La honte, ce sentiment personnel et bénéfique

La honte se réfère à des valeurs personnelles. (AFP/Jean-Philippe Ksiazek)

Trois philosophes réhabilitent la honte. Ils appartiennent au pôle national de recherche sur les émotions, à Genève





«In defense of shame» – pour la défense de la honte – tel est le titre insolite de l’ouvrage publié récemment par trois jeunes philosophes rattachés au Pôle de recherche en sciences affectives à l’Université de Genève. Un ouvrage en anglais – parce que «c’est la langue qu’il faut employer si l’on veut être lu» – pour une démarche philosophique qui s’inscrit aux frontières de la psychologie et des neurosciences qui lui sont désormais associées.
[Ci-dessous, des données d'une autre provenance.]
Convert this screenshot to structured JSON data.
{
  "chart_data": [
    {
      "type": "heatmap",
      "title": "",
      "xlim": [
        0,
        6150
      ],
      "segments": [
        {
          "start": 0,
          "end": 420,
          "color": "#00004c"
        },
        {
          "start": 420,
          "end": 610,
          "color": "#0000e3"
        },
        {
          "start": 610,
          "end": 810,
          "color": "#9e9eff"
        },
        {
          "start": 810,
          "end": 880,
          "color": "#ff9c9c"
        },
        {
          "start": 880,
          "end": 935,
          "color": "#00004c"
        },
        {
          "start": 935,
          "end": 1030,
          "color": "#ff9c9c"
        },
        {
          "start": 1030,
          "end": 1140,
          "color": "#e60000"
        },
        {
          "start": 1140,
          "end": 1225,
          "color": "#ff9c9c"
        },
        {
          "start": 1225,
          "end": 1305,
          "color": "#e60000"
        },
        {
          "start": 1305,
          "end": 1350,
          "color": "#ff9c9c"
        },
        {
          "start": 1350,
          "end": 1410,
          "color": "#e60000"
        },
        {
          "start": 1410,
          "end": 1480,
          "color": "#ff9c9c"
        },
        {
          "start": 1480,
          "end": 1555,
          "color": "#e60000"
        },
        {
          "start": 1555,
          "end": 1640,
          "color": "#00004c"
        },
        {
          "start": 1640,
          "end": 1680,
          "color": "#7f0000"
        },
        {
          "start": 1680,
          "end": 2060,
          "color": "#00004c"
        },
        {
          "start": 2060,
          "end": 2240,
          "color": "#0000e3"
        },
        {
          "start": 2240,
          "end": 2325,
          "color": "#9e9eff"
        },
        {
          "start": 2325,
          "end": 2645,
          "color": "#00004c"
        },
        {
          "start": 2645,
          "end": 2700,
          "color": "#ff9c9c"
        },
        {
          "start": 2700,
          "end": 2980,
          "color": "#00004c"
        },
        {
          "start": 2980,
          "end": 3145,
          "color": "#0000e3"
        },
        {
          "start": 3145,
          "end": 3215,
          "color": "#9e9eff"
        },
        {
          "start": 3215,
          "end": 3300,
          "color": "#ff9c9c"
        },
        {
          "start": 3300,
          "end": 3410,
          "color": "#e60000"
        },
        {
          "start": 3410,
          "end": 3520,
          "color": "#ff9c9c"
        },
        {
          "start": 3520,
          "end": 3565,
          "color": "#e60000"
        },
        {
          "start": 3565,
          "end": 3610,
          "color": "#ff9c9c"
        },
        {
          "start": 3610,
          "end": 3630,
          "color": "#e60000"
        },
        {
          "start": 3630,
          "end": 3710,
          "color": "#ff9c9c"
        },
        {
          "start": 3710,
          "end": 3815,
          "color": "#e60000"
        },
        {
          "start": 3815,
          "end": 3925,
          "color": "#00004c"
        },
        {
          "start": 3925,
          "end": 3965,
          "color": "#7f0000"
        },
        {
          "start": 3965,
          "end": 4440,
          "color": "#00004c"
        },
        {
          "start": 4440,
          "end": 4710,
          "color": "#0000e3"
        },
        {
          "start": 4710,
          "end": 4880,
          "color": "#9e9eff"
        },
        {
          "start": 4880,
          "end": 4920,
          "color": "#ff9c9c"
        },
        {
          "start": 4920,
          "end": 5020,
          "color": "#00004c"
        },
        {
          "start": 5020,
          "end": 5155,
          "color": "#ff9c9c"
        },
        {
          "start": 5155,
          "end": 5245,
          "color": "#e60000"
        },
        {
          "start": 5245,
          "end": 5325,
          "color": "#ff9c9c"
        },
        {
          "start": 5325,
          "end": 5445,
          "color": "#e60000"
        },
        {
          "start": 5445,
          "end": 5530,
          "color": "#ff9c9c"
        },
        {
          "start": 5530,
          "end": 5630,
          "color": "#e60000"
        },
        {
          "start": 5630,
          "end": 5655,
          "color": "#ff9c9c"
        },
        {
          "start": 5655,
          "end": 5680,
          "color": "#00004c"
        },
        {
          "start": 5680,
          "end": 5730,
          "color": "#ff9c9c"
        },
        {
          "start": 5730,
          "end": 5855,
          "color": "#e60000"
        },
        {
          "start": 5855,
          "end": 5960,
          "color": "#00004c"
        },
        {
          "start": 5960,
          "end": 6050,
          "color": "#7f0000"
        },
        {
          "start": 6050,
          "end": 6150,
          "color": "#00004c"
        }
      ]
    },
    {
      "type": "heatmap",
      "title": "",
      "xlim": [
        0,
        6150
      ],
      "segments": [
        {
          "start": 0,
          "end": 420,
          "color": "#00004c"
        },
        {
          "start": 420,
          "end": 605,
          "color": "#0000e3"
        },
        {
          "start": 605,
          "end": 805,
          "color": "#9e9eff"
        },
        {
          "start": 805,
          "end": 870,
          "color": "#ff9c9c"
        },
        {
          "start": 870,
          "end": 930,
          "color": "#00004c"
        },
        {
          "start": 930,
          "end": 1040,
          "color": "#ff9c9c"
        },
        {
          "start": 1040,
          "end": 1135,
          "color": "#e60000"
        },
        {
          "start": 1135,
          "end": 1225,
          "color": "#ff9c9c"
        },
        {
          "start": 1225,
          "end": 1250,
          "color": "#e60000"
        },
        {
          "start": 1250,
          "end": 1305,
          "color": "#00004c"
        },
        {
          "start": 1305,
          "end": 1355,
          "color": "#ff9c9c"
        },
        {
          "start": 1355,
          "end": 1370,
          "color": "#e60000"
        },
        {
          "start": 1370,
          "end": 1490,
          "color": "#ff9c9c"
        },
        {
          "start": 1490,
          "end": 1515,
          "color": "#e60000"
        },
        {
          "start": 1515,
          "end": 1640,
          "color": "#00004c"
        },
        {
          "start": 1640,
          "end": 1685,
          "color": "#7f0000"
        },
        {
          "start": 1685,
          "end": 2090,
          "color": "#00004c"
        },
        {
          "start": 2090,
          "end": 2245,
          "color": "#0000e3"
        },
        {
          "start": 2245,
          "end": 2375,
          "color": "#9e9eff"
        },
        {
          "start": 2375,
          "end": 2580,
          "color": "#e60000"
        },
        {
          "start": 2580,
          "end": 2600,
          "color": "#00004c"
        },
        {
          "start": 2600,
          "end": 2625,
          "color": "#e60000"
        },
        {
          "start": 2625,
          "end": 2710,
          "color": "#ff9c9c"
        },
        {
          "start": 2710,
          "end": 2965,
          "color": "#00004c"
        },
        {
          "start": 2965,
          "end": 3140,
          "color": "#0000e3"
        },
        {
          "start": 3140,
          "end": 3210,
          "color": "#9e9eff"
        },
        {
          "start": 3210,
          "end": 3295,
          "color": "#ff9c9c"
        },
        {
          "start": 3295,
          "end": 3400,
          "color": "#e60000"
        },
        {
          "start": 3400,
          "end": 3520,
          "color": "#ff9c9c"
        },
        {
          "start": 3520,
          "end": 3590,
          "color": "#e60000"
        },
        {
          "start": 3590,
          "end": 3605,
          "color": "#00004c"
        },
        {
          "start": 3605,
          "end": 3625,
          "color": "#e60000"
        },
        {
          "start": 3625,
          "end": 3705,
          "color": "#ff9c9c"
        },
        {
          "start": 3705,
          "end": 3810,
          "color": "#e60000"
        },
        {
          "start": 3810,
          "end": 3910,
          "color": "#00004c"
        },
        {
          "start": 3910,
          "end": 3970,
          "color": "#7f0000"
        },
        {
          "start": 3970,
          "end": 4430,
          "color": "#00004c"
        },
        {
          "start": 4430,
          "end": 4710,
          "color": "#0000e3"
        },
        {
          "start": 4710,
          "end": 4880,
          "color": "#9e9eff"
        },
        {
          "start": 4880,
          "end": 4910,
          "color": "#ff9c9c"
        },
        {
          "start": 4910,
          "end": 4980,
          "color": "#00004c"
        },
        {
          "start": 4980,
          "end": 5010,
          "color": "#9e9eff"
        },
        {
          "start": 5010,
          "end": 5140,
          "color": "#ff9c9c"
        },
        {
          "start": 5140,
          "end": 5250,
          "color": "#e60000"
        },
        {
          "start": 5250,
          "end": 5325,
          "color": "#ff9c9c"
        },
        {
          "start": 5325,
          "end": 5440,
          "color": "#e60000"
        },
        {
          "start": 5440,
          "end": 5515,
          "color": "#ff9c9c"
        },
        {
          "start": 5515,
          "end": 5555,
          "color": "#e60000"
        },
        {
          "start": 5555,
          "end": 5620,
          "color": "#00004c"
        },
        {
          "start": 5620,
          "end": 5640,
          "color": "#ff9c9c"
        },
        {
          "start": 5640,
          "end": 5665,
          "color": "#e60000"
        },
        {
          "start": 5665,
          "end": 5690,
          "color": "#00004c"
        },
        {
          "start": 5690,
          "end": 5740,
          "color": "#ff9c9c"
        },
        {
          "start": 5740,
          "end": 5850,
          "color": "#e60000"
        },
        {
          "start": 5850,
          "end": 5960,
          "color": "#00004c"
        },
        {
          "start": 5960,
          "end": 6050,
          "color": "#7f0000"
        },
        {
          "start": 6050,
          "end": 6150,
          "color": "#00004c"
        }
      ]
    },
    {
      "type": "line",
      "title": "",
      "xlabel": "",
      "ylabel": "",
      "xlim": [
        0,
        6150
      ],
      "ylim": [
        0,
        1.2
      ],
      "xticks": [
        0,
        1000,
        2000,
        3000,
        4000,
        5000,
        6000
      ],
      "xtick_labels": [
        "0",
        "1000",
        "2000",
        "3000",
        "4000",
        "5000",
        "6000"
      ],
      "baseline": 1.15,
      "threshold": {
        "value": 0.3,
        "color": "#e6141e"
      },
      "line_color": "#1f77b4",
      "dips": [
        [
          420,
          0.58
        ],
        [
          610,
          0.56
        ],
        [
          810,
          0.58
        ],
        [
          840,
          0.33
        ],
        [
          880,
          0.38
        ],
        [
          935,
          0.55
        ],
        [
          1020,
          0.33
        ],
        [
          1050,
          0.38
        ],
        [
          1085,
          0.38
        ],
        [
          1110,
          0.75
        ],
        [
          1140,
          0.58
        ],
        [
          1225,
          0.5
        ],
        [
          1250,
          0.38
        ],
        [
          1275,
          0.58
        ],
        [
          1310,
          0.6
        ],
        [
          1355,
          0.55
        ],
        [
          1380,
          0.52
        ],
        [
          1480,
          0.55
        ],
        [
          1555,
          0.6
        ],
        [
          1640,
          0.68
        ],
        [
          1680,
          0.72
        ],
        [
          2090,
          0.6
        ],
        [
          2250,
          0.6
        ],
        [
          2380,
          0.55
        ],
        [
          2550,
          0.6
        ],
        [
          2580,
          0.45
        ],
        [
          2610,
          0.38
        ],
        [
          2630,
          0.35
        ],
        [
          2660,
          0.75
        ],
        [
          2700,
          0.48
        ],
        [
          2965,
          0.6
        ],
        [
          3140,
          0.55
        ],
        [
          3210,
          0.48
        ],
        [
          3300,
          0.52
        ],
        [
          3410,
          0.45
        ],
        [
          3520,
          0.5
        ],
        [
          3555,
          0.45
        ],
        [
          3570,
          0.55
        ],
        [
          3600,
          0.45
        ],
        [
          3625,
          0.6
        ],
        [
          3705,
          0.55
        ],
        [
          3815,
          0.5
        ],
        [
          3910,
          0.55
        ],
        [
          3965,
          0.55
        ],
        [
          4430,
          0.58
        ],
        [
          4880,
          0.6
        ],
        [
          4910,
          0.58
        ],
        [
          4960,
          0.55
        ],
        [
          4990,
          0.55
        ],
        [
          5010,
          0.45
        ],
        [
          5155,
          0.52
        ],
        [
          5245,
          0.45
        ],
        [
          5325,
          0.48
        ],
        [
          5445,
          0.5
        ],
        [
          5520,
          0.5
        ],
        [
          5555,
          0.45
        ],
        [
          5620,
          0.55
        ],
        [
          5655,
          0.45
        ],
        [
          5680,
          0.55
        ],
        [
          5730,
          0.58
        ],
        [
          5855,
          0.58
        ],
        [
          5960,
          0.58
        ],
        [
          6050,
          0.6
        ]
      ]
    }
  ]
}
Lancé en 2005, et regroupant notamment des psychologues, des neurologues, des littéraires et des philosophes, le Pôle a pour but l’étude des émotions et de leurs influences sur les actions humaines. Un intérêt récent, notamment en philosophie: «Longtemps, relève Julien Deonna, l’un des auteurs, on a plutôt valorisé le rôle de la raison. Les émotions devaient être dominées par la raison pour que celle-ci s’exerce pleinement. Aujourd’hui, on se rend compte, notamment grâce au développement de l’intelligence artificielle, que les émotions jouent un rôle essentiel dans la délibération pratique. Parmi les innombrables stimuli auxquels le sujet fait face à chaque instant, celles-ci lui signalent ce qui a de l’importance pour son raisonnement, alors qu’une créature dénuée d’émotions doit procéder à partir d’éléments qui ont tous la même valeur à ses yeux. De plus, les émotions nous livrent souvent des messages que notre raison serait en elle-même incapable de percevoir.»

Une bonne raison pour qu’un philosophe s’y intéresse. A sa façon: «Les questions que pose un psychologue lorsqu’il étudie une émotion reposent souvent sur des préconceptions implicites qui influent sur l’interprétation de ses résultats. L’une des tâches importantes du philosophe consiste à mettre ces préconceptions à jour et à s’interroger sur leur validité», note son collègue Fabrice Teroni.

La honte, ainsi, a souvent mauvaise réputation, relèvent-ils. Parce qu’elle passe pour une émotion sociale, ressentie exclusivement sous le regard critique d’un tiers. Et aussi parce qu’elle induirait d’autres émotions négatives voire contre-productives comme la dépression et la colère.